The biodigester will also further improve the ecosystem on campus overall by providing high-quality, nutrient-rich soil on campus. This soil can promote the health of plants, which, in turn, is expected to reduce air pollution and increase the availability of freshwater on campus, according to the blog.

In addition to improving the physical health of the campus, the biodigester will serve as an educational opportunity, providing research opportunities to interested students, explained Campus as Lab fellow Gina Talt ’15 in an interview. Campus as Lab is a program at the University that provides opportunities to students to use the entire campus as a resource to study sustainability issues.

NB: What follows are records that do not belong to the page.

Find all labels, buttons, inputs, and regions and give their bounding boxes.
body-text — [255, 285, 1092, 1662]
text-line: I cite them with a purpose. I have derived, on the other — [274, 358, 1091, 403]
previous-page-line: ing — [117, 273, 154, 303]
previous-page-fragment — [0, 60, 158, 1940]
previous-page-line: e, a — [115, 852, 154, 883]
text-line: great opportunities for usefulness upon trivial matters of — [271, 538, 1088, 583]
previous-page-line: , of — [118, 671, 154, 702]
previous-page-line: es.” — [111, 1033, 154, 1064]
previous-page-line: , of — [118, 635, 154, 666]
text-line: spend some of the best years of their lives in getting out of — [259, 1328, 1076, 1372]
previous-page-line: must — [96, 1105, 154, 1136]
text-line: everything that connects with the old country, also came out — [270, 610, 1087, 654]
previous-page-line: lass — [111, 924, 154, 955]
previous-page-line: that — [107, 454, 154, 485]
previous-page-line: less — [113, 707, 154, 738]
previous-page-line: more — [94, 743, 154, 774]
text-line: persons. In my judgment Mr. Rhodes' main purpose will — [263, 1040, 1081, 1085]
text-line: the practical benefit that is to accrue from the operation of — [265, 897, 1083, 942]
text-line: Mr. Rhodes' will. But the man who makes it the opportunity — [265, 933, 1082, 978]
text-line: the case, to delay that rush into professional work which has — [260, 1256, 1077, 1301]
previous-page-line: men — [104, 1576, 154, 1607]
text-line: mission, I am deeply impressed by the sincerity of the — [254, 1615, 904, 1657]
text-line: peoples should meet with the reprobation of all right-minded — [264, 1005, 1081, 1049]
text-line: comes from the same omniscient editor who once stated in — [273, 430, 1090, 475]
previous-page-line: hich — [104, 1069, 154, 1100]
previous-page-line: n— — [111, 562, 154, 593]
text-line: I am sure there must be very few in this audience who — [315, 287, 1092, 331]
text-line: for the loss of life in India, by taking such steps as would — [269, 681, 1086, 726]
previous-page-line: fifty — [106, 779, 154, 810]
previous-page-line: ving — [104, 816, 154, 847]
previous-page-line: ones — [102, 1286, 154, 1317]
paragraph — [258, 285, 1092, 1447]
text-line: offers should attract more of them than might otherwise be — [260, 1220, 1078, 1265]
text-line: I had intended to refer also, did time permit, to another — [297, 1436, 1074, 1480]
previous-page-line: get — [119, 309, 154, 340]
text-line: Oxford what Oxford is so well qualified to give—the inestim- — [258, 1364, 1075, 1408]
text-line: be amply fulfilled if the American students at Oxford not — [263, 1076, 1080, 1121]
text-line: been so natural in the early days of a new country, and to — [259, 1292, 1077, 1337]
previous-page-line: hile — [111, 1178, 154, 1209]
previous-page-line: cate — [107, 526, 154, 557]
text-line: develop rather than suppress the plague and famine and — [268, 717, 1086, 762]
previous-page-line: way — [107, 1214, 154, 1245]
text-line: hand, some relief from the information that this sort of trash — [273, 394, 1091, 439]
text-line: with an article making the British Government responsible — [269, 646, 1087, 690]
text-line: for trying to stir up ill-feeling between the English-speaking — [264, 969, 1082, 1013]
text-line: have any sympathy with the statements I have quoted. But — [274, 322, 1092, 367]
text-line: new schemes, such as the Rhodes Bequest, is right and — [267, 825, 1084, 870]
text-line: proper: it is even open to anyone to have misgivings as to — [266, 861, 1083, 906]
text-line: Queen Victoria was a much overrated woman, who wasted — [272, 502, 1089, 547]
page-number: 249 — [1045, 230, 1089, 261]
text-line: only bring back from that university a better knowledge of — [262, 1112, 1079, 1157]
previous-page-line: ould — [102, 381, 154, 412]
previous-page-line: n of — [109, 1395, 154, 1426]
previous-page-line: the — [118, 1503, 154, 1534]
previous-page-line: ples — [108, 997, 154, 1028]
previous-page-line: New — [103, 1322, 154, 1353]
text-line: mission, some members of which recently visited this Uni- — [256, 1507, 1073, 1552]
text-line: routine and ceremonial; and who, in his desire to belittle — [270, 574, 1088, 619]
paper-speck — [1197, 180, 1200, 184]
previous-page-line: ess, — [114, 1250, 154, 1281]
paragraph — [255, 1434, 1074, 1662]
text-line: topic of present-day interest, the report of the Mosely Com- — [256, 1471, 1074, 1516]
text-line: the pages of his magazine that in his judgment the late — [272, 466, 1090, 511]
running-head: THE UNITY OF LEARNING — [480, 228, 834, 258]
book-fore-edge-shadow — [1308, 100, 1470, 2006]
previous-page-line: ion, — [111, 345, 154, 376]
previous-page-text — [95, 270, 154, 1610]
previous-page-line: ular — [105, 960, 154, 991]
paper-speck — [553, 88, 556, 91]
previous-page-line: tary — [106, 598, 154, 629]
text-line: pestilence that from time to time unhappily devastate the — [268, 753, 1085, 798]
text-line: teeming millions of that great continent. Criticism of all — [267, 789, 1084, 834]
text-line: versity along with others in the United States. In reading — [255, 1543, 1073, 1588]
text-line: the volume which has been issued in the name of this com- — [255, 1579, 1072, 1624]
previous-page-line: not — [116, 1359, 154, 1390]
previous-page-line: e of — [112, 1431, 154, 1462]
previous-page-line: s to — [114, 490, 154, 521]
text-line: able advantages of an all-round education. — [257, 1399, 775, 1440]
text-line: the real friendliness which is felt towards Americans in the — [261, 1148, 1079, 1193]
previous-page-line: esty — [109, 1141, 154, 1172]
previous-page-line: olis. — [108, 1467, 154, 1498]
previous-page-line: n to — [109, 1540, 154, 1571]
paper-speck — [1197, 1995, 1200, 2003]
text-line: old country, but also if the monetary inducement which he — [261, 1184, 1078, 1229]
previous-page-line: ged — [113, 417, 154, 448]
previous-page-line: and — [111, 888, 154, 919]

“The biodigester has the potential to serve as junior or senior thesis research projects for anyone interested in getting involved with the operation of the system,” Talt said. Research projects can involve studying the effectiveness of the biodigester in processing plastics such as compostable utensils and investigating different combinations of food waste and carbon agents.

Other educational opportunities apart from research are also made available with the introduction of the biodigester on campus, such as classroom learning. ENV 200: The Environmental Nexus and ENE 202: Designing Sustainable Systems are two such courses that will utilize the biodigester to facilitate learning, both of which are offered in the spring.

The biodigester is also expected to contribute to the presence of sustainability efforts on campus. With an abundance of educational opportunities as well as guided tours revolved around the composter, the introduction of the biodigester should raise environmental awareness and spark conversation about handling food waste on campus.

While the biodigester has been on campus since last December, it is only expected to begin composting starting next month, according to Talt.

“The biodigester has been installed, but is not yet operational,” Talt explained. “We still have a few remaining operational logistics to sort out, but we expect to begin operating the system shortly after the start of the spring semester.”